Quite different in character, theme two looks back towards the days when polyphony plus counterpoint, rather than harmony plus melody, enjoyed preeminence in the music of Europe; theme two is basically a two-line melody underlined almost solely with octaves for emphasis. Yet, the polyphony of Op. 52 yields different results than the polyphony of Bach. Predating the miniatures of Brahms and Chopin by decades, satisfyingly complete, theme two ultimately is a mini character piece. Each line is a series of fast, non-stop, fortissimo, staccato triplets in 3/4. Buoyant and bouncing, theme two is reminiscent of a sinking balloon a child continuously volleyball sets back into the air until it ultimately settles softly back on the ground.

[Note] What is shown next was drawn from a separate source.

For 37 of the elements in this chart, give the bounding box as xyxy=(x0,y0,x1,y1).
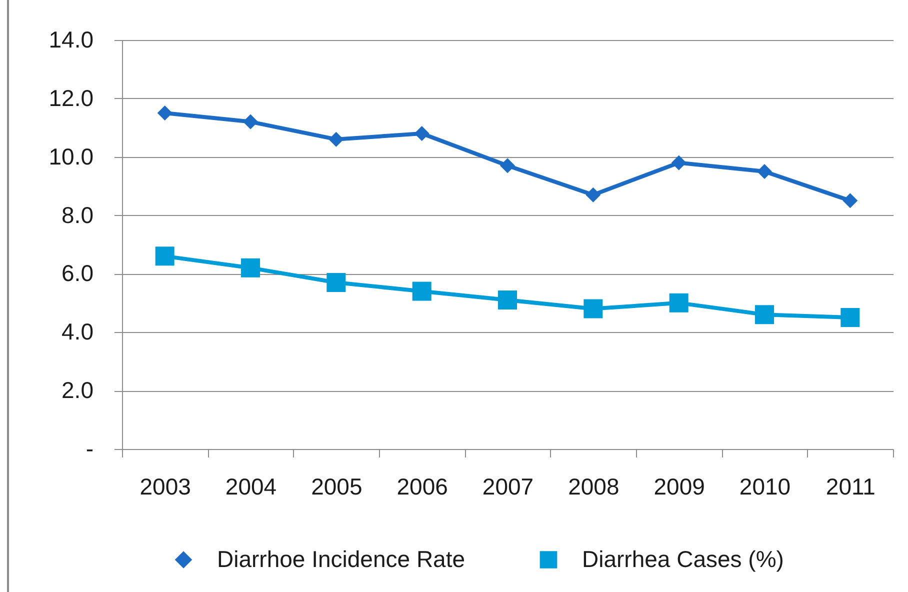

Back home, the repetition of theme A comes off as just that, repetition. Like the theme and variation form of the second movement of the “Appassionata”, aside from some light decoration, we have barely any development typical of sonata form. The same goes for the second iteration of the B theme. The only discernible difference is that now theme B is about one third of the original length. Back to the final iteration of the A theme, we have more florid decoration and some allusions to the buoyancy of the B theme, such as in the syncopation in measure 115, and the triplets that close out the piece from measures 137–149. In those same measures, we get the only drama written into the movement; an ostinato bass in triplets underlies the two beat cubes of the melody which ultimately swells into a shockingly fierce pounding of the diminished chord and then soothingly resolves back to the tonic that satisfyingly closes out the movement.
If the first movement is unique, the second is groundbreaking. Set in sonata form, this movement is unprecedented in two ways. First, is the nature of the movement, it is composed of a single theme. Even the most radical of sonatas were composed of at least two. Second, is the nature of the theme itself. The main line is a literally non-stop 16th note pattern that does not relent for even a single second. The movement begins with a series of F Major arpeggios that climb from left to right hand in four measures, and with each subsequent iteration the melody ascends and descends into the repeat. In the development, using the exact same thematic material, Beethoven introduces a number of increasingly distant modulations that ultimately introduces a syncopated single note motif too small to qualify as a bonafide theme. Further still is the introduction of what might be called the B theme, chromatic descending 8th notes neatly placed at the end of the relentless arpeggios. This material, however, is simply too diminutive to qualify as a theme. We are teased with a recapitulation when theme A returns in the tonic. However, the “B theme” quickly interrupts with a series of relentless modulations. Finally, Beethoven takes us to the coda which incorporates both theme A and the smaller motif working vigorously to a final fortissimo F Major.
Of Op. 54, famed musicologist Donald Tovey characterized Beethoven’s 22nd as childlike, or even-dog like. Tovey writes, “those who best understand children and dogs have the best chance of enjoying an adequate reading of this music; laughing with, but not at its animal spirits; [enjoying] its indefatigable pursuit of its game whether that be its own tail or something more remote and elusive.” Tovey speaks to what struck Tommasini that evening at the Harvard Chamber Orchestra. The nature of Op. 54 is so primal and so instinctive that its music fuses you with your primordial ancestors. There is little else I can think of, even for Beethoven, that possess the power to do the same.